Libtorch: torch::tensor from cv::cuda::GpuMat will cause segment fault

I found if use cv::cuda::GpuMat to create tensor, it will cause a segmentfault.
my code:

cv::Mat image = cv::imread(argv[1], cv::IMREAD_COLOR);
cv::cuda::GpuMat image_device;
cv::cuda::GpuMat image_float_device;
image_device.upload(image);
image_device.convertTo(image_float_device, CV_32FC3);
at::Tensor input_tensor = torch::CUDA(torch::kFloat32).tensorFromBlob(img_float_device.data, {img_float_device.rows, img_float_device.cols, 3});
std::cout << "all finished!" << std::endl;
return 0;

The sentence “all finished!” could be print.
But it will cause a segment fault, I guess maybe due to the tensor destructor ?
How could I fix the problem?
Appreciate for any help~

anyone could help~!!!

See this:

I see no performance gain when using GpuMat vs using Mat.

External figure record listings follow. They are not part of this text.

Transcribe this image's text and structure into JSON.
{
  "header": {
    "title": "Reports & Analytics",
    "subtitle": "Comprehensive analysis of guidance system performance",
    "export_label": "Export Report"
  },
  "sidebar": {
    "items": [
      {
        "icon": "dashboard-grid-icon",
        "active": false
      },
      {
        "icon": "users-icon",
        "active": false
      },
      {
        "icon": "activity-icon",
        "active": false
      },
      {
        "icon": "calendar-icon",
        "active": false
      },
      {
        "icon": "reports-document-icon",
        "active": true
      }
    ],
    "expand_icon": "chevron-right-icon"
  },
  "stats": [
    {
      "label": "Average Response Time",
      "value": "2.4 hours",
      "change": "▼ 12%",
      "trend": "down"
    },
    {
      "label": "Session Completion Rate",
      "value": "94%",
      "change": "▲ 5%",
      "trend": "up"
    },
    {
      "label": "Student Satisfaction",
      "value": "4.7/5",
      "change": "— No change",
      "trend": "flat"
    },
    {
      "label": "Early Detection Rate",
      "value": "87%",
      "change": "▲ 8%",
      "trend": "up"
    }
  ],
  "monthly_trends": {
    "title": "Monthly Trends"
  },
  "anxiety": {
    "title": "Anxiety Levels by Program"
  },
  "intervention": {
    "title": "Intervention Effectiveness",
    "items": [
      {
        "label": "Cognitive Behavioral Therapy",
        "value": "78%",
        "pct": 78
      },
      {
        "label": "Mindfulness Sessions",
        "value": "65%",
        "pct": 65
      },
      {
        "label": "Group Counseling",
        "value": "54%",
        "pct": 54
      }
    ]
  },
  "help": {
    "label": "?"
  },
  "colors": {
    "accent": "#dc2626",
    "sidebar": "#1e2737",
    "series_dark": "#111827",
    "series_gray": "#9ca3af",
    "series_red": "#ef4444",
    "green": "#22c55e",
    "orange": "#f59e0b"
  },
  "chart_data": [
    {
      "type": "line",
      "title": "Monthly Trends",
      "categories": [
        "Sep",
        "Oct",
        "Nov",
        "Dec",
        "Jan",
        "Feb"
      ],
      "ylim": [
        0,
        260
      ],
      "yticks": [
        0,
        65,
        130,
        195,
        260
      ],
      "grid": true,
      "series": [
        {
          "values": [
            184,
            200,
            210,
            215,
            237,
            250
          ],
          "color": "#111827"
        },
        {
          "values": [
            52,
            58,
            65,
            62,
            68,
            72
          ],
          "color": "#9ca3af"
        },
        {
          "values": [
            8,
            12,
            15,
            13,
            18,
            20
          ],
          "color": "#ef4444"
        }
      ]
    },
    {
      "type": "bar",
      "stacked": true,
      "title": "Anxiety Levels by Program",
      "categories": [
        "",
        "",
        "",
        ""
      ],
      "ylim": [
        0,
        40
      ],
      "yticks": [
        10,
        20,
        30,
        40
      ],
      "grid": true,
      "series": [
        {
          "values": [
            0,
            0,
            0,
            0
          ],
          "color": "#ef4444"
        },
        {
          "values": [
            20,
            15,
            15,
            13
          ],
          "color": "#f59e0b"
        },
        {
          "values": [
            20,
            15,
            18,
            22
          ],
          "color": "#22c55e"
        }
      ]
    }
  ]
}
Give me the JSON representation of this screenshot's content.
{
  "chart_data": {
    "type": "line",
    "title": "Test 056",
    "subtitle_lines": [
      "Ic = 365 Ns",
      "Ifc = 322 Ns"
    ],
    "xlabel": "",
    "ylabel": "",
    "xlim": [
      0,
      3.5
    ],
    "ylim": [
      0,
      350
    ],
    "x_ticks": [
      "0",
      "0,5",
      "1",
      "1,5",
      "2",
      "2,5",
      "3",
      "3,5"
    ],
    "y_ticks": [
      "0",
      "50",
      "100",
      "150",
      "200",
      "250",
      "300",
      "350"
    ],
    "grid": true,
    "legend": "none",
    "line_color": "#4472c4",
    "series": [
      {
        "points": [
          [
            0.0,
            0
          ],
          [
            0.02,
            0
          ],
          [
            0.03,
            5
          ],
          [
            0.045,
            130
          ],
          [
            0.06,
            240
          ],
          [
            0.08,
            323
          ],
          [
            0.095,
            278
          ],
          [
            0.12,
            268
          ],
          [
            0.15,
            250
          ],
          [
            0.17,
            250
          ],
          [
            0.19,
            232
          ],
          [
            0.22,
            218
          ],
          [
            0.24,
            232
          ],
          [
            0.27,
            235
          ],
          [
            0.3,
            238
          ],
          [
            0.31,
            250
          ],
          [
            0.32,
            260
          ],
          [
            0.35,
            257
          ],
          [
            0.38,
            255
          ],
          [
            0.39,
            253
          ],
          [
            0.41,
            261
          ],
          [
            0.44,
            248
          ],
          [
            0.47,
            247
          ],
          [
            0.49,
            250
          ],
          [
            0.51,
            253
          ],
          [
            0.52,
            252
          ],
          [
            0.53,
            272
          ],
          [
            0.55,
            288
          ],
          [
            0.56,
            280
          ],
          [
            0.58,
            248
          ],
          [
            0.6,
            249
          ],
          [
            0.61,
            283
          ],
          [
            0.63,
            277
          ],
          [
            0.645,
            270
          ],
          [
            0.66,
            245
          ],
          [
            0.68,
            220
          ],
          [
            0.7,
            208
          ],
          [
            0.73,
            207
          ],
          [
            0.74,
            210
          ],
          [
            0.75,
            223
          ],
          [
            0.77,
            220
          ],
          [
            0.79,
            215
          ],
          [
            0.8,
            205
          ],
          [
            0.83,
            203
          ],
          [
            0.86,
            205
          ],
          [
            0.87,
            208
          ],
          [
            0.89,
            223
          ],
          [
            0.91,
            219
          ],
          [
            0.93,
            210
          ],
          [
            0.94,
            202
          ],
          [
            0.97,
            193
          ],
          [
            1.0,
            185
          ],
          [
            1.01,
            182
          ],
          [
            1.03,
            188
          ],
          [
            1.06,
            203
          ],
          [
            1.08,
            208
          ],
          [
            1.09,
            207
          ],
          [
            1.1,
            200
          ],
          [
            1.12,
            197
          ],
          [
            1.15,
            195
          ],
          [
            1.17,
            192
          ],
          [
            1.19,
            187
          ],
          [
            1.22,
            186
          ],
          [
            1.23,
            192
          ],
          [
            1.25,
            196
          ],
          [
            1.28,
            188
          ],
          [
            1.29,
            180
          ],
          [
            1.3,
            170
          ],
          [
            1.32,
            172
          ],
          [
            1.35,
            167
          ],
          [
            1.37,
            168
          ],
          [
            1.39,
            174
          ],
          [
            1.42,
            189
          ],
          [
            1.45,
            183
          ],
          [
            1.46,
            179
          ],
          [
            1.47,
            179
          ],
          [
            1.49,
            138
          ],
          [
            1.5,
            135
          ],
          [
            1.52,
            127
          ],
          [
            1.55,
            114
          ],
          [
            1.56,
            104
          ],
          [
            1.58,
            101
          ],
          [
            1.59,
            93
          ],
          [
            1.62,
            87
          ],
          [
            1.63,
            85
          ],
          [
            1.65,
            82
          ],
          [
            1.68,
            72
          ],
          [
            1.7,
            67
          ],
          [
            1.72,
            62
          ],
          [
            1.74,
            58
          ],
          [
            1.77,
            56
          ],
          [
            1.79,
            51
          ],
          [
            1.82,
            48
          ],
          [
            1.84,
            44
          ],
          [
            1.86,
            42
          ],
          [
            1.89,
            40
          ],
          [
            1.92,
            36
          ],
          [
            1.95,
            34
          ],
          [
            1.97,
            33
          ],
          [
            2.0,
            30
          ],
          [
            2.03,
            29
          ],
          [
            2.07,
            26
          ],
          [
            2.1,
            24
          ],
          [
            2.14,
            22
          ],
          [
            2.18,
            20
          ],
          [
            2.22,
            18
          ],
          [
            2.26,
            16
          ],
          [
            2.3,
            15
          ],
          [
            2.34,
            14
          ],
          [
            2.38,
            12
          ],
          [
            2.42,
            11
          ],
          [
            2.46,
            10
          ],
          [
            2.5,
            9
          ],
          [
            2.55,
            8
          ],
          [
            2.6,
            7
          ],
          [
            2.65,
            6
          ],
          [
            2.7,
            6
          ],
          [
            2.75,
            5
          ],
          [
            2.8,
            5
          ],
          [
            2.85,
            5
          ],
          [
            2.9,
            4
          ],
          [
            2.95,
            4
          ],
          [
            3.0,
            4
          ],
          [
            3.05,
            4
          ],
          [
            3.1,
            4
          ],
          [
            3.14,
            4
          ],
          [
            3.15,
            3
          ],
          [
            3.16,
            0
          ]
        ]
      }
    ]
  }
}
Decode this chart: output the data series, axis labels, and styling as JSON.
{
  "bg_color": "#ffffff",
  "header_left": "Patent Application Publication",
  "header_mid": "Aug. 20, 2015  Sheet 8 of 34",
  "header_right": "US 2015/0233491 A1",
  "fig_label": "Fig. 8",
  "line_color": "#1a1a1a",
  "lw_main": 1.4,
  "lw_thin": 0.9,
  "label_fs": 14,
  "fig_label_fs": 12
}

@dambo we use cv::cuda::resize, it save some time.
And we run model in GPU, Therefore, it is most appropriate to generate tensor directly from the GPU, eliminating the operation “tensor.to(device)”.

From your answer, it seems that it does not explain why segmentfault.
Can you explain more in detail?

But did my code also cause a segmentation fault?

@dancedpipi What was your ultimate result? Were you able to fix your problem?

@dambo Am I also misunderstanding the from_blob? I was also under the impression that using the GpuMat should be more efficient than Mat when dealing with large datasets because you are avoiding Cpu to Gpu copies? Am I incorrect here? Would from_blob perform a copy within the GPU or would it change the way the data is referenced?